# Models of sparse graphs and network algorithms (12w5004)

Arriving in Banff, Alberta Sunday, February 5 and departing Friday February 10, 2012

## Organizers

(Inria Paris-Rocquencourt)

(McGill University)

(ICREA & Pompeu Fabra University)

## Objectives

There is no doubt now that the current trend that every electronic device should be connected in one way or another (usually many) implies a greater need for efficient networks. These networks should be connected, exhibit small-world behaviour and their topology should be robust to local modifications like device movement; all this should be achieved using minimal (devices might not be powerful) and distributed processes.

The topic we propose lies at the intersection of computer science, computational geometry, operations research, and theoretical probability; it also raises both exciting mathematical problems and hits on very practical aspects of today's technological challenges. One of the main objectives of the meeting is to gather experts from the different communities involved, give them the opportunity to expose their points of view, and foster fruitful exchanges. We also want to use this forum to make a state-of-the-art on the subject quickly available to a broader audience, in particular graduate students.

We will organise the workshop mostly around scientific presentations, but we will also organise discussions and schedule some time for group work sessions. We think that the workshop would be an invaluable opportunity to discuss the following more precise mathematical questions. The presence of experts in different fields will certainly lead to interesting confrontations of ideas and raise related questions whose answer could shed more light on the subject.

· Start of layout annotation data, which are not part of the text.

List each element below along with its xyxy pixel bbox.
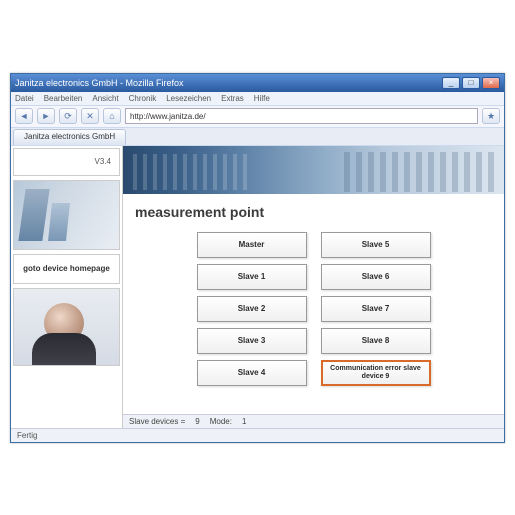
close-button[interactable]: × (482, 77, 500, 89)
viewport: Janitza electronics GmbH - Mozilla Firef… (0, 0, 515, 515)
sidebar: V3.4 goto device homepage (11, 146, 123, 428)
minimize-button[interactable]: _ (442, 77, 460, 89)
sidebar-version-box: V3.4 (13, 148, 120, 176)
menu-item-view[interactable]: Ansicht (92, 94, 118, 103)
maximize-button[interactable]: □ (462, 77, 480, 89)
browser-navbar: ◄ ► ⟳ ✕ ⌂ ★ (11, 106, 504, 128)
mode-value: 1 (242, 417, 246, 426)
menu-item-help[interactable]: Hilfe (254, 94, 270, 103)
reload-button[interactable]: ⟳ (59, 108, 77, 124)
status-text: Fertig (17, 431, 37, 440)
mode-label: Mode: (210, 417, 232, 426)
device-slave2-button[interactable]: Slave 2 (197, 296, 307, 322)
device-grid: Master Slave 5 Slave 1 Slave 6 Slave 2 S… (197, 232, 431, 386)
browser-tabbar: Janitza electronics GmbH (11, 128, 504, 146)
sidebar-image-person (13, 288, 120, 366)
slave-devices-label: Slave devices = (129, 417, 185, 426)
device-grid-wrap: Master Slave 5 Slave 1 Slave 6 Slave 2 S… (123, 228, 504, 414)
back-button[interactable]: ◄ (15, 108, 33, 124)
device-slave8-button[interactable]: Slave 8 (321, 328, 431, 354)
page-footer: Slave devices = 9 Mode: 1 (123, 414, 504, 428)
window-titlebar: Janitza electronics GmbH - Mozilla Firef… (11, 74, 504, 92)
device-slave4-button[interactable]: Slave 4 (197, 360, 307, 386)
forward-button[interactable]: ► (37, 108, 55, 124)
device-slave9-error-button[interactable]: Communication error slave device 9 (321, 360, 431, 386)
home-button[interactable]: ⌂ (103, 108, 121, 124)
menu-item-history[interactable]: Chronik (129, 94, 157, 103)
tab-active[interactable]: Janitza electronics GmbH (13, 129, 126, 145)
window-controls: _ □ × (442, 77, 500, 89)
page-content: V3.4 goto device homepage measurement po… (11, 146, 504, 428)
menu-item-bookmarks[interactable]: Lesezeichen (166, 94, 211, 103)
sidebar-image-buildings (13, 180, 120, 250)
goto-homepage-link[interactable]: goto device homepage (13, 254, 120, 284)
version-label: V3.4 (95, 157, 111, 166)
page-title: measurement point (123, 194, 504, 228)
device-slave1-button[interactable]: Slave 1 (197, 264, 307, 290)
slave-devices-count: 9 (195, 417, 199, 426)
browser-statusbar: Fertig (11, 428, 504, 442)
menu-item-tools[interactable]: Extras (221, 94, 244, 103)
menu-item-edit[interactable]: Bearbeiten (44, 94, 83, 103)
device-slave6-button[interactable]: Slave 6 (321, 264, 431, 290)
browser-window: Janitza electronics GmbH - Mozilla Firef… (10, 73, 505, 443)
stop-button[interactable]: ✕ (81, 108, 99, 124)
device-slave3-button[interactable]: Slave 3 (197, 328, 307, 354)
device-slave5-button[interactable]: Slave 5 (321, 232, 431, 258)
main-area: measurement point Master Slave 5 Slave 1… (123, 146, 504, 428)
window-title: Janitza electronics GmbH - Mozilla Firef… (15, 78, 442, 88)
device-slave7-button[interactable]: Slave 7 (321, 296, 431, 322)
header-banner-image (123, 146, 504, 194)
bookmark-icon[interactable]: ★ (482, 108, 500, 124)
device-master-button[interactable]: Master (197, 232, 307, 258)
browser-menubar: Datei Bearbeiten Ansicht Chronik Lesezei… (11, 92, 504, 106)
url-input[interactable] (125, 108, 478, 124)
menu-item-file[interactable]: Datei (15, 94, 34, 103)
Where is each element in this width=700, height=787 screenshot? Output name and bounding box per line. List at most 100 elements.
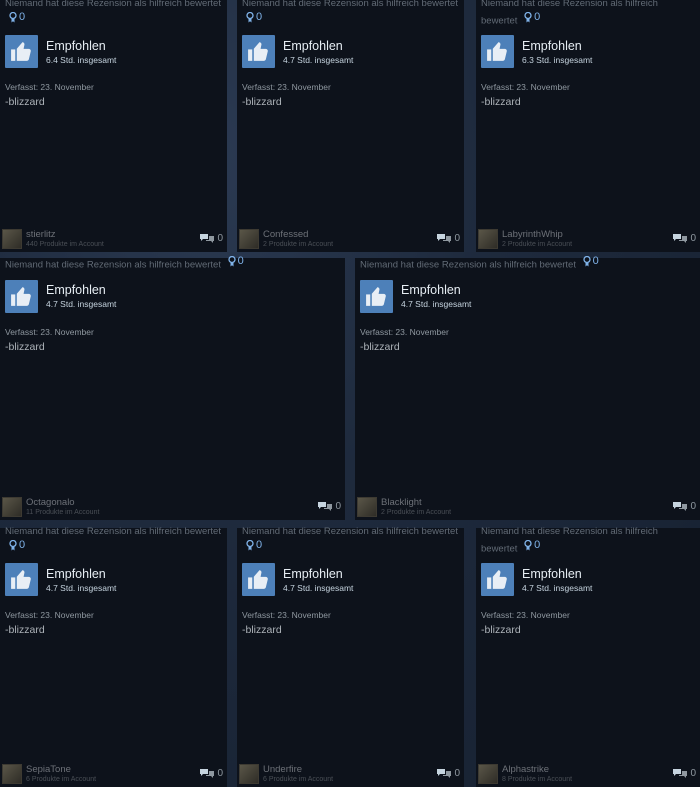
comments-button[interactable]: 0 [318,501,341,512]
posted-date: Verfasst: 23. November [242,82,331,93]
thumbs-up-icon [242,35,275,69]
award-count: 0 [256,10,263,23]
comment-bubble-icon [437,234,452,243]
posted-date: Verfasst: 23. November [360,326,449,337]
thumbs-up-icon [5,563,38,597]
comments-button[interactable]: 0 [437,233,460,244]
review-text: -blizzard [360,340,400,353]
review-text: -blizzard [242,96,282,109]
posted-date: Verfasst: 23. November [242,610,331,621]
helpful-status: Niemand hat diese Rezension als hilfreic… [5,525,222,555]
recommendation-label: Empfohlen [46,283,106,298]
playtime: 6.4 Std. insgesamt [46,54,117,65]
award-button[interactable]: 0 [9,11,25,25]
author-name[interactable]: Confessed [263,229,437,240]
helpful-text: Niemand hat diese Rezension als hilfreic… [5,259,221,271]
avatar[interactable] [239,763,259,784]
author-product-count: 8 Produkte im Account [502,775,573,783]
comment-count: 0 [454,768,460,779]
helpful-text: Niemand hat diese Rezension als hilfreic… [360,259,576,271]
comment-count: 0 [690,501,696,512]
recommendation-label: Empfohlen [283,566,343,581]
author-name[interactable]: Octagonalo [26,497,318,508]
award-icon [582,256,591,267]
thumbs-up-icon [481,35,514,69]
comments-button[interactable]: 0 [673,501,696,512]
avatar[interactable] [357,496,377,517]
review-text: -blizzard [481,624,521,637]
recommendation-block: Empfohlen 6.4 Std. insgesamt [5,35,222,69]
avatar[interactable] [478,228,498,249]
comment-count: 0 [217,768,223,779]
posted-date: Verfasst: 23. November [5,326,94,337]
comment-bubble-icon [200,769,215,778]
author-name[interactable]: Blacklight [381,497,673,508]
avatar[interactable] [2,763,22,784]
review-card[interactable]: Niemand hat diese Rezension als hilfreic… [237,525,464,787]
comment-bubble-icon [200,234,215,243]
helpful-status: Niemand hat diese Rezension als hilfreic… [242,525,459,555]
comments-button[interactable]: 0 [200,233,223,244]
avatar[interactable] [2,228,22,249]
comments-button[interactable]: 0 [673,233,696,244]
author-name[interactable]: Alphastrike [502,764,673,775]
award-count: 0 [256,538,263,551]
award-button[interactable]: 0 [582,255,599,269]
author-product-count: 11 Produkte im Account [26,508,100,516]
comments-button[interactable]: 0 [200,768,223,779]
thumbs-up-icon [360,279,393,313]
author-product-count: 6 Produkte im Account [263,775,334,783]
review-card[interactable]: Niemand hat diese Rezension als hilfreic… [0,525,227,787]
helpful-status: Niemand hat diese Rezension als hilfreic… [5,0,222,27]
award-button[interactable]: 0 [246,539,262,553]
comments-button[interactable]: 0 [673,768,696,779]
posted-date: Verfasst: 23. November [5,610,94,621]
helpful-status: Niemand hat diese Rezension als hilfreic… [5,255,340,272]
award-button[interactable]: 0 [9,539,25,553]
award-button[interactable]: 0 [227,255,244,269]
recommendation-block: Empfohlen 4.7 Std. insgesamt [5,563,222,597]
review-footer: SepiaTone 6 Produkte im Account 0 [0,760,227,787]
playtime: 4.7 Std. insgesamt [283,582,354,593]
author-name[interactable]: Underfire [263,764,437,775]
review-card[interactable]: Niemand hat diese Rezension als hilfreic… [0,255,345,520]
thumbs-up-icon [481,563,514,597]
recommendation-block: Empfohlen 4.7 Std. insgesamt [5,279,340,313]
review-card[interactable]: Niemand hat diese Rezension als hilfreic… [0,0,227,252]
review-footer: Blacklight 2 Produkte im Account 0 [355,493,700,520]
award-icon [524,11,532,23]
comments-button[interactable]: 0 [437,768,460,779]
award-count: 0 [19,538,26,551]
avatar[interactable] [478,763,498,784]
review-card[interactable]: Niemand hat diese Rezension als hilfreic… [355,255,700,520]
award-button[interactable]: 0 [246,11,262,25]
review-footer: stierlitz 440 Produkte im Account 0 [0,225,227,252]
recommendation-block: Empfohlen 4.7 Std. insgesamt [481,563,695,597]
award-count: 0 [592,255,599,267]
review-text: -blizzard [5,624,45,637]
award-count: 0 [19,10,26,23]
review-footer: Octagonalo 11 Produkte im Account 0 [0,493,345,520]
comment-count: 0 [690,233,696,244]
review-card[interactable]: Niemand hat diese Rezension als hilfreic… [237,0,464,252]
comment-count: 0 [217,233,223,244]
avatar[interactable] [239,228,259,249]
review-text: -blizzard [5,96,45,109]
award-button[interactable]: 0 [524,11,540,25]
author-name[interactable]: SepiaTone [26,764,200,775]
author-name[interactable]: LabyrinthWhip [502,229,673,240]
comment-bubble-icon [673,502,688,511]
avatar[interactable] [2,496,22,517]
award-icon [524,539,532,551]
author-product-count: 2 Produkte im Account [502,240,573,248]
author-name[interactable]: stierlitz [26,229,200,240]
helpful-text: Niemand hat diese Rezension als hilfreic… [481,0,658,26]
review-card[interactable]: Niemand hat diese Rezension als hilfreic… [476,0,700,252]
playtime: 4.7 Std. insgesamt [46,299,117,310]
review-card[interactable]: Niemand hat diese Rezension als hilfreic… [476,526,700,787]
recommendation-block: Empfohlen 6.3 Std. insgesamt [481,35,695,69]
playtime: 4.7 Std. insgesamt [46,582,117,593]
award-icon [246,11,254,23]
award-button[interactable]: 0 [524,539,540,553]
posted-date: Verfasst: 23. November [481,82,570,93]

A. The models of sparse geometric networks have so far mainly been studied using very little knowledge of the mathematical percolation corpus. In most cases, the graphs of interest are two-dimensional, which allows for the use of the specific techniques developed and used by Kesten [1980] in his proof that the critical threshold for bond percolation on the square lattice is $frac 12$. There is no doubt that a more thorough use of these powerful geometrical techniques will be of great help in understanding the precise connectivity parameters of various models of random geometric graphs.

B. The spanning ratio of a network is the maximal ratio over all pairs of points of the graph distance over the shortest (geometric, Euclidean) distance. It is a rather difficult parameter to study ---indeed, virtually no theoretically precise results are known about it for standard graphs (such as the Delaunay triangulation, or minimal spanning tree, or random geometric graph). For recent work, se the survey by Aldous and Shun [2010].

C. A first step towards more general results about broadcasting algorithms consists in characterizing the time for rumour spreading in terms of an important parameter of the connectivity of the graph that would be computed for specific examples. The first result in this direction is due to Chierichetti et a. [2010] who provide almost tight bounds for the broacast time using a push--pull strategy in terms of the graph conductance. We will discuss ways to nail down the correct asymptotics and dicuss what other important graph invariant might be more suitable to express the asymptotic bounds in a useful way.

D. One of the more challenging questions concerns the universality of the behaviour of graph models. Rather than analyzing the models one by one, one would gain a lot of insight by adopting a more abstract point of view. The main obstacle here is to define a suitable measure of similarity between graphs. The question of metrics on the space of graphs and continuity of the parameters in the induced topology is crucial here. The question has been very successfully answered for dense graphs with the notion of graph limits by Lovasz and Szegedy [2006] (See also, Diaconis and Janson [2008]). For sparse graphs, the question is more subtle and many natural metrics (like the Gromov--Hausdorff metric) do not yield good topologies on the spaces of sparse graph that are not critical'' (only supercritical (branching) graphs are crucial in practice for their expansion properties.) The recent survey by Bollobas and Riordan [2009] provides possible approaches. The question of convergence of geometric networks is also the main theme of Aldous' talk at the ICM [Aldous, 2010].